Written with British journalist James Fox, "Life" sounds like Richards might sound some of the time, and the rest, the nitty grit of names and places, it sounds like it is ghosted. Unlike, say, Chuck Berry's memoir which always sounded like him. It tells his story from several directions though linearly, and Richards comes across as a nice fellow, but dumb as a plank about most things except music. About music, he is an idiot savant and reading him on, say, the Don Was produced Bridges To Babylon is a revelation. Always a minor work, Richards explains how fights with Jagger made Bridges To Babylon a half Jagger, half Richard album, and how Richards desire to take lead on three songs instead of his usual two almost destroyed the band. I went back and listened to Richards' "How Can I Stop", the cause of the fight,  and while I don't rank it as highly as, say, even "Happy", it is an excellent ballad, and the ending solo by Wayne Shorter lives up to Richards estimate.richards writing about songwriting aren't quite illuminating, there isn't much you can say about it, really. At least he tries to explain the process which amounts to sitting at a guitar and making up rhymes while somebodoy collates em.

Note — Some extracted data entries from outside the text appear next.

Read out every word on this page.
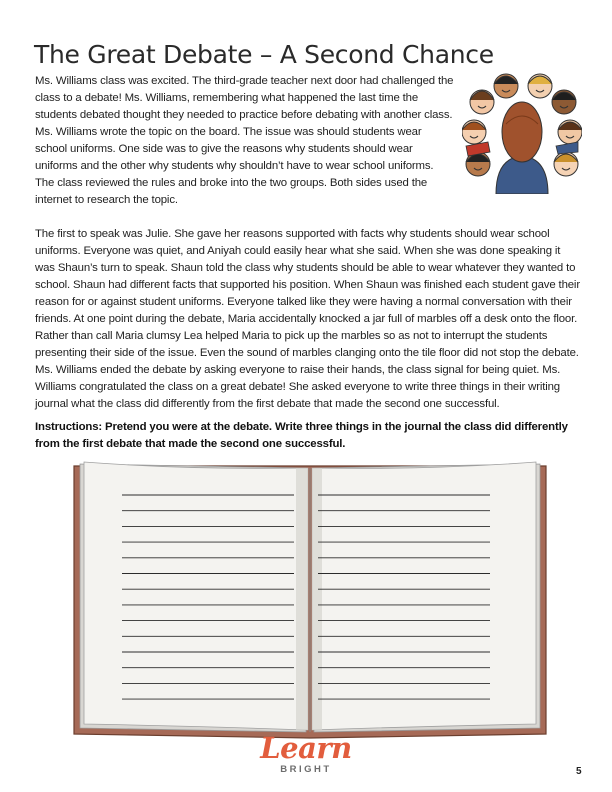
The Great Debate – A Second Chance

Ms. Williams class was excited. The third-grade teacher next door had challenged the class to a debate! Ms. Williams, remembering what happened the last time the students debated thought they needed to practice before debating with another class. Ms. Williams wrote the topic on the board. The issue was should students wear school uniforms. One side was to give the reasons why students should wear uniforms and the other why students why shouldn’t have to wear school uniforms. The class reviewed the rules and broke into the two groups. Both sides used the internet to research the topic.

The first to speak was Julie. She gave her reasons supported with facts why students should wear school uniforms. Everyone was quiet, and Aniyah could easily hear what she said. When she was done speaking it was Shaun’s turn to speak. Shaun told the class why students should be able to wear whatever they wanted to school. Shaun had different facts that supported his position. When Shaun was finished each student gave their reason for or against student uniforms. Everyone talked like they were having a normal conversation with their friends. At one point during the debate, Maria accidentally knocked a jar full of marbles off a desk onto the floor. Rather than call Maria clumsy Lea helped Maria to pick up the marbles so as not to interrupt the students presenting their side of the issue. Even the sound of marbles clanging onto the tile floor did not stop the debate. Ms. Williams ended the debate by asking everyone to raise their hands, the class signal for being quiet. Ms. Williams congratulated the class on a great debate! She asked everyone to write three things in their writing journal what the class did differently from the first debate that made the second one successful.

Instructions: Pretend you were at the debate. Write three things in the journal the class did differently from the first debate that made the second one successful.

Learn
BRIGHT	5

OK, so the first Richards story goes like this:

1. raised in the aftermath of Britain's disastrous win of WW2, Keith is a working class kid  born into a musical family.

2. Meets Jagger and forms the Stones.

3. Stones break big

4. Richards gets addicted to heroin and kicks it.

5. Unable to make money off album sales, signs up for Stadium tours and becomes richer than God.

Here is the second story:

1. Falls in love with the blues, and Mick

2. Falls in love with Anita, steals her from Brian Jones.

3. Falls in love with Patti.

Or:

1962 – 1972 -plays guitar for the greatest rock and roll band in the world

1973 – 2011 – plays guitar for not the greatest rock and roll band in the world.

So anyway, Keith is true to all these various stories, and he can till a story. Plus? Even Keith wants to be someone else. Keith wants to be a hardman, a danger. A violent guy you don't wanna cross…

Plus, he is a serial monogamist, a woman lover.

Some of this is just a drag to read. Some of it creepy and self-serving. Especially when he takes his son Marlon on tour. And some of it, recording the Some Girls album for instance, of historic proportions. Some Girls was the Stones last great album and it ranks as a masterpiece, a greatest album of all time stuff. And what got the band so hot?

1. Keith had quit heroin.

2. Jagger had discovered disco.

3. The Stones felt under pressure to respond to punk. I always thought that had something to do with it. I mean, "No Elvis, Beatles and the Rolling Stones"? Kinda demanded a response right? And Keith trashes, not the Clash, but the Johnny Rotten. Of course, he is completely wrong, But the result was worth it!

Richards in the end is just another musician who both

a) was a genius at writing riffs

and

b) a somewhat limited individual.

Like so many musicians, they all have the same problem, they can't see past their fret bar. -it is musician as myopia.

The only real value system Richards has is sales and musical prowess. Especially the latter by his peers. Indeed, Keith is rightfully proud of taking Chuck Berry's pianist Johnny Johnson (Richards claims Johnny essentially wrote the music for Berry's msic and Berry had prcisely one hit after That) away from a job driving a bus and back in front of piano for the last years of his life.

Equally,  Keith hated punks because he considered them  crappy, they spit, they couldn't play their instruments. The very things I loved about it (except for the gobbing). Richards writes about how proud is he of Hoagy Carmichael contacting him. Agreed., that is some tribute BUT this is what musicians are, it is like a breed of animal and it's a boys own club and Richards unlike Jagger is the King Of the All Boys club. There is something a little blah about it, a little limited even with the best of them.

"Life" is pretty good and also pretty boring. Just like the lead guitarist with the greatest rock band ever.